Normalized EBITDA is provided to assist investors in determining the financial performance of the Company's operating activities on a consistent basis by excluding certain non-cash elements such as depreciation expense, impairment charge and foreign exchange gain or loss on the Company's long-term debt denominated in U.S. dollars. Other elements, such as restructuring costs, may also be excluded from net income in the determination of Normalized EBITDA as they are considered not being reflective of the operational performance of the Company. Normalized Net Income, Normalized basic earnings per share and Normalized diluted earnings per share, in addition to the financial performance of operating activities, take into account the impact of investing activities, financing activities and income taxes on the Company's financial results.

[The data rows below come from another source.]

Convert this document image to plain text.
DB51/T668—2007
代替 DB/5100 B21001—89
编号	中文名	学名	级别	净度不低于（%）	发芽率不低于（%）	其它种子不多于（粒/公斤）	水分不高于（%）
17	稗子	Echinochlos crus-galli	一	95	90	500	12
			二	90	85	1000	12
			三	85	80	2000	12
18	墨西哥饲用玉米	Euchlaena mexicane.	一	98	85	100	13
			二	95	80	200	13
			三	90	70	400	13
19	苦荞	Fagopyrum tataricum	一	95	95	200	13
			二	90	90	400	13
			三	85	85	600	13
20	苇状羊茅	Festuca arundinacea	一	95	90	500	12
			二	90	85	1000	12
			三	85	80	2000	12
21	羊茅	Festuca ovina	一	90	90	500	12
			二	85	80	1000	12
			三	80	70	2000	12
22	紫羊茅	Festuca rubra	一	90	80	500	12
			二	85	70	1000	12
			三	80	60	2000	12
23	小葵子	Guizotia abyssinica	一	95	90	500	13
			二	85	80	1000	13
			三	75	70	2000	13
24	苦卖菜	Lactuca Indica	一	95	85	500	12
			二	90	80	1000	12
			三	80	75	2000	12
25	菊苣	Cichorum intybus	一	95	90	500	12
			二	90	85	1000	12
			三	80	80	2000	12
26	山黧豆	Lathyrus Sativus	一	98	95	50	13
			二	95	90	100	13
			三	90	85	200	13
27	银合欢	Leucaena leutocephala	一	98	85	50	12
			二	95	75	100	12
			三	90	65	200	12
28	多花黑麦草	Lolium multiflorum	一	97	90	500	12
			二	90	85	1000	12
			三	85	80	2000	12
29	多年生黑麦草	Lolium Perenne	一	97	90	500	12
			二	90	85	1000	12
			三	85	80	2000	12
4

The Company believes non-IFRS measures are important supplemental measures of financial performance because they eliminate items that have less bearing on the Company's financial performance and thus highlight trends in its core business that may not otherwise be apparent when relying solely on IFRS measures. The Company also believes that securities analysts, investors and other interested parties frequently use non-IFRS measures in the evaluation of companies, many of which present similar metrics when reporting their results. Management also uses non-IFRS measures in order to facilitate financial performance comparisons from period to period, prepare annual operating budgets, assess the Company's ability to meet its future debt service, capital expenditure and working capital requirements and, also, as a component in the determination of the short-term incentive compensation for the Company's employees. Because other companies may calculate these non-IFRS measures differently than the Company does, these metrics are not comparable to similarly titled measures reported by other companies.
Normalized EBITDA is defined as net income before financing costs, financing income, income taxes expense (recovery), depreciation expense and normalized elements. Normalized Net Income is defined as net income before normalized elements adjusted to reflect the tax effect on these elements. Normalized income taxes expense is defined as income taxes expense adjusted to reflect the tax effect on normalized elements. Normalized effective tax rate is based on normalized net income before normalized income taxes expense. Normalized earnings per share - basic and normalized earnings per share - diluted are calculated respectively by dividing the normalized net income by the weighted average number of shares - basic and the weighted average number of shares - diluted. The Company refers the reader to the "Selected Consolidated Financial Information" section of the Company's MD&A for the reconciliations of Normalized EBITDA and Normalized Net Income presented by the Company to the most directly comparable IFRS measure.